Although he could weep at hearing his own sonata played, he accepted that, apart from his health, nothing was “more important than money”. To this end, he gave his Paris symphony a loud opening to meet Parisian taste and ended the first act of The Abduction from the Harem very noisily –“so the audience won’t cool off in its applause”. He rewrote to match the talents of his singers. Yet when music-making was unprofitable, he treated his Masonic Lodge as a credit union.

In Vienna, during the 1780s, Mozart saw Antonio Salieri ever intriguing against him, but was won over by the court composer’s “bravos” for a late opera.

Mozart rarely composed as effortlessly as we have been led to believe: “hard work” was his phrase.

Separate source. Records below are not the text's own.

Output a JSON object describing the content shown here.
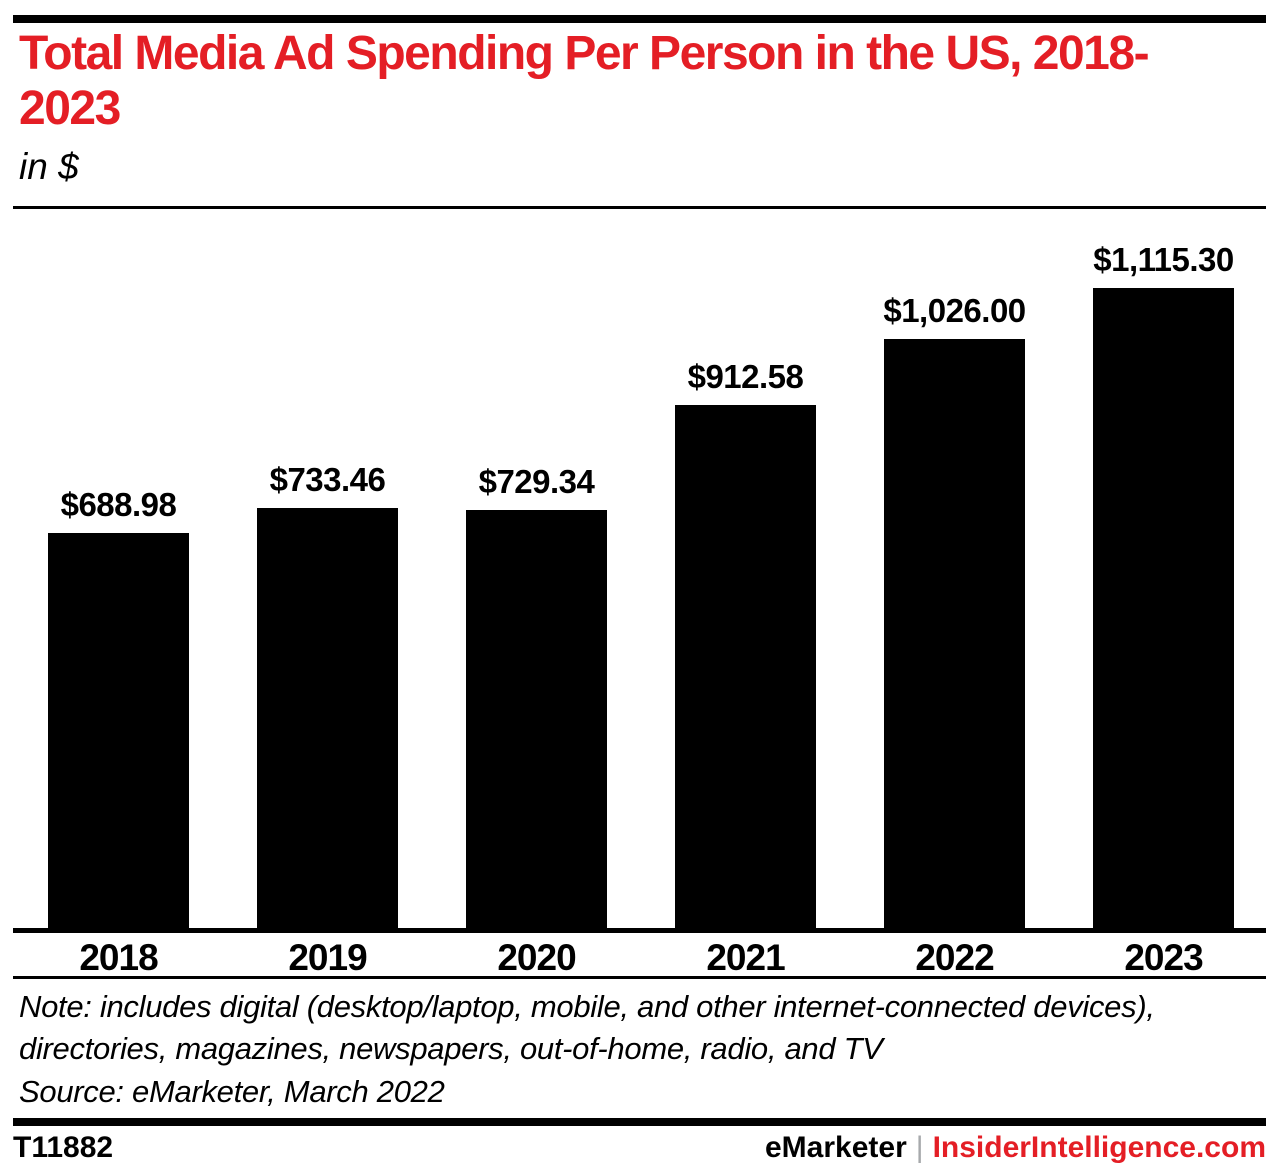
{
  "page": {
    "background": "#ffffff",
    "accent_red": "#e41e25",
    "bar_black": "#000000",
    "separator_gray": "#a7a9ac"
  },
  "header": {
    "title": "Total Media Ad Spending Per Person in the US, 2018-2023",
    "subtitle": "in $"
  },
  "chart_data": {
    "type": "bar",
    "title": "Total Media Ad Spending Per Person in the US, 2018-2023",
    "units": "in $",
    "categories": [
      "2018",
      "2019",
      "2020",
      "2021",
      "2022",
      "2023"
    ],
    "values": [
      688.98,
      733.46,
      729.34,
      912.58,
      1026.0,
      1115.3
    ],
    "value_labels": [
      "$688.98",
      "$733.46",
      "$729.34",
      "$912.58",
      "$1,026.00",
      "$1,115.30"
    ],
    "bar_color": "#000000",
    "xlabel": "",
    "ylabel": "",
    "ylim": [
      0,
      1115.3
    ],
    "grid": false,
    "legend": "none"
  },
  "notes": {
    "note": "Note: includes digital (desktop/laptop, mobile, and other internet-connected devices), directories, magazines, newspapers, out-of-home, radio, and TV",
    "source": "Source: eMarketer, March 2022"
  },
  "footer": {
    "chart_id": "T11882",
    "brand_left": "eMarketer",
    "separator": "|",
    "brand_right": "InsiderIntelligence.com"
  }
}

When melancholic, he could not always make himself  creative so that the Requiem was far from the only commission left incomplete. When he had no time to put pen to paper, he composed in his head.

Mozart’s account of how he wrote letters echoes through his music: “You can see now that I am able to write any I want to, beautifully and wild, straight and crooked. The other day, I was in a bad humor, so my writing was beautiful, straight, and serious; today I’m in a good mood, and my writing is wild, crooked, and jolly. Now it all depends on what you would rather have – you must make a choice between the two because I have nothing in between; it can be only beautiful or wild, straight or crooked, serious or jolly”.